Biaya hidup di Jepang, terutama di Tokyo, yang makin tinggi adalah salah satu pertimbangan utama penduduk menunda pernikahan dan enggan segera memiliki anak. Survei yang dilakukan The Mainichi, misalnya, melaporkan bahwa dari 400 responden berusia 18 hingga 29 tahun, sebanyak 49,4 persen mengaku tidak menginginkan anak. Sikap responden itu bukannya berlebihan.
Dalam banyak kasus, pasangan yang menikah pada usia 25 atau 30 tahun, tetapi dari segi pekerjaan dan penghasilan belum mapan, mereka cenderung mengalami tekanan persoalan yang luar biasa. Ketika seorang ibu harus cuti melahirkan dan tidak bekerja karena harus mengasuh anak, beban keluarga itu niscaya menjadi sangat besar.
Di Tokyo menggantungkan hidup keluarga hanya dari penghasilan satu orang pasangan nyaris mustahil bisa dilakukan. Opsi yang realistis, akhirnya menunda memiliki anak. Itulah yang menyebabkan Jepang dan Tokyo pada khususnya mulai merasakan terjadinya ancaman kekurangan tenaga kerja.
Pemerintah Jepang sebenarnya sudah menjalankan beragam program untuk mengatasi permasalahan ”grey population” itu. Contohnya, program persalinan hingga sekolah gratis bagi pasangan yang ingin memiliki anak. Sayang, hal tersebut tidak mengubah perspektif pasangan muda Jepang untuk memiliki anak.
HAWA DINGIN
Jumlah orang Indonesia yang berada di Jepang, per Desember 2023, sebanyak 149.101 jiwa. Selain dari Indonesia, tidak sedikit pendatang lain dari berbagai negara yang tinggal dan mengadu nasib bekerja di Jepang –termasuk di Tokyo.
Pada Desember, suasana Tokyo cenderung sedikit lebih ramai daripada biasanya. Sebagian wisatawan mancanegara mulai berdatangan untuk mengisi libur Natal dan tahun baru.

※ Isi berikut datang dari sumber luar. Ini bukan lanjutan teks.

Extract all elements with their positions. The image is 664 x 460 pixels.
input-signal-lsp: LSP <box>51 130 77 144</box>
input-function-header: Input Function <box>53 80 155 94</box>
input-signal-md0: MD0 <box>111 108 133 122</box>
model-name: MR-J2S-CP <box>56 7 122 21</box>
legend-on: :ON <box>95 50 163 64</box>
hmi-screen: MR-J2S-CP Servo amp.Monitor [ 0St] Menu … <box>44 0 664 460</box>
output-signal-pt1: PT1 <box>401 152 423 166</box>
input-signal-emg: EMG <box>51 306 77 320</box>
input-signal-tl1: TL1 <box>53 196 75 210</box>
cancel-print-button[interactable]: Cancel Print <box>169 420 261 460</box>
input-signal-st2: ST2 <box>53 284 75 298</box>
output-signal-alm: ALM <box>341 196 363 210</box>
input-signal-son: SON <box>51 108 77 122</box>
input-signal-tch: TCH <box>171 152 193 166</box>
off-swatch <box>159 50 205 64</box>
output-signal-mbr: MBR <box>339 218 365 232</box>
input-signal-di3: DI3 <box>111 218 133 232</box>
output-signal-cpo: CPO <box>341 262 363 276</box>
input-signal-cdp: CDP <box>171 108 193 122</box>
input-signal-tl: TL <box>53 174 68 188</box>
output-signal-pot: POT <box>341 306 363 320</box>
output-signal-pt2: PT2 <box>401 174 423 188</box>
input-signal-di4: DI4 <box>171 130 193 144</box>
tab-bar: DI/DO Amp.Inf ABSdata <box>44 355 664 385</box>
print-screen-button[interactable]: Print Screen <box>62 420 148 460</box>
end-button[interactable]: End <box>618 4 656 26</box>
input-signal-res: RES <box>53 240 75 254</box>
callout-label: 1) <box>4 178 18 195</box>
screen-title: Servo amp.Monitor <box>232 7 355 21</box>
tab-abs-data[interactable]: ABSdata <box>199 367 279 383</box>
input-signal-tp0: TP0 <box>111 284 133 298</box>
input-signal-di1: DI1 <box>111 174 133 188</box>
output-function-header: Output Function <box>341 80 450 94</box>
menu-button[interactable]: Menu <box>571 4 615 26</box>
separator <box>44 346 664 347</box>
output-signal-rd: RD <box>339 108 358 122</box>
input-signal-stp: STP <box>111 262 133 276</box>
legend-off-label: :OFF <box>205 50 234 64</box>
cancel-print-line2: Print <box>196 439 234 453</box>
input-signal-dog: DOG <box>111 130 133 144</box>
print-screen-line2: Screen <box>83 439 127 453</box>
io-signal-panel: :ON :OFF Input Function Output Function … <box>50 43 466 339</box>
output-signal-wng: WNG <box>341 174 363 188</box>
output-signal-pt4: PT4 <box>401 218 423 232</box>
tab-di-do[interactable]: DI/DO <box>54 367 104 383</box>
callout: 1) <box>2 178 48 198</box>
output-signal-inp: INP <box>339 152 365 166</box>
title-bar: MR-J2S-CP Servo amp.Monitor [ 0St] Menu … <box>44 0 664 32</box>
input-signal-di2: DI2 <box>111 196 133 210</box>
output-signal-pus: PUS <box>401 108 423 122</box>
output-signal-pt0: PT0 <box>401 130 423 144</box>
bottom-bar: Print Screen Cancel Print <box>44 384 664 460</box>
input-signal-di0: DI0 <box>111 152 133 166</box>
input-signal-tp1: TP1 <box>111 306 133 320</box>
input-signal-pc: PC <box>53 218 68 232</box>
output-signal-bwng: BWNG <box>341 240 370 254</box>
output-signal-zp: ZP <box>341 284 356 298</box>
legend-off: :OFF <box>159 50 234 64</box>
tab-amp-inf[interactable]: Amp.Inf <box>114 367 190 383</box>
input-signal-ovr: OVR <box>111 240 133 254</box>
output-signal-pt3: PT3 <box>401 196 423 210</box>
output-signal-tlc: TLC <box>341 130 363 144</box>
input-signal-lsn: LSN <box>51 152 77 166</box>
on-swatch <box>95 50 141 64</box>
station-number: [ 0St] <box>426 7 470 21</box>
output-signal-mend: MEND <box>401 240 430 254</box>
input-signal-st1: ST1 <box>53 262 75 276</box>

Tokyo sendiri menjadi salah satu daerah tujuan kerja dan wisata yang populer di kalangan warga negara asing yang ingin mencari karier, melanjutkan pendidikan, atau sekadar menghabiskan waktu untuk berlibur. Di sekitar Tokyo, paling tidak ada tiga kawasan wisata utama.
Pertama, metropolitan Tokyo yang notabene merupakan pusat kota dengan segala gemerlap dan kesibukannya.
Kedua, Okutama yang merupakan area pegunungan dengan pemandangan yang indah.
Ketiga, Kepulauan Izu dan Ogasawara yang menjadi salah satu daerah tujuan wisata yang menarik, baik bagi wisatawan lokal maupun wisatawan mancanegara.
Kata orang, kalau berkunjung ke Jepang, kita harus siap dengan ancaman terjadinya gempa. Namun, kami sejak tiba di Tokyo hingga lawatan pada hari pertama sama sekali belum merasakan getaran gempa.
Saat ini ancaman yang kami rasakan bukan gempa, melainkan hawa dingin yang menusuk tulang. Di Tokyo kondisi cuaca mendung dan hawanya dingin. Suhu udara sekitar 11 hingga 17 derajat Celsius.
Bagi orang Surabaya yang setiap hari terbiasa panas, suhu belasan tersebut tentu menjadi gangguan sekaligus kegembiraan tersendiri. Merasakan hawa dingin di penghujung tahun membuat kami benar-benar sadar bahwa kami sedang berada di Tokyo, Jepang. (*)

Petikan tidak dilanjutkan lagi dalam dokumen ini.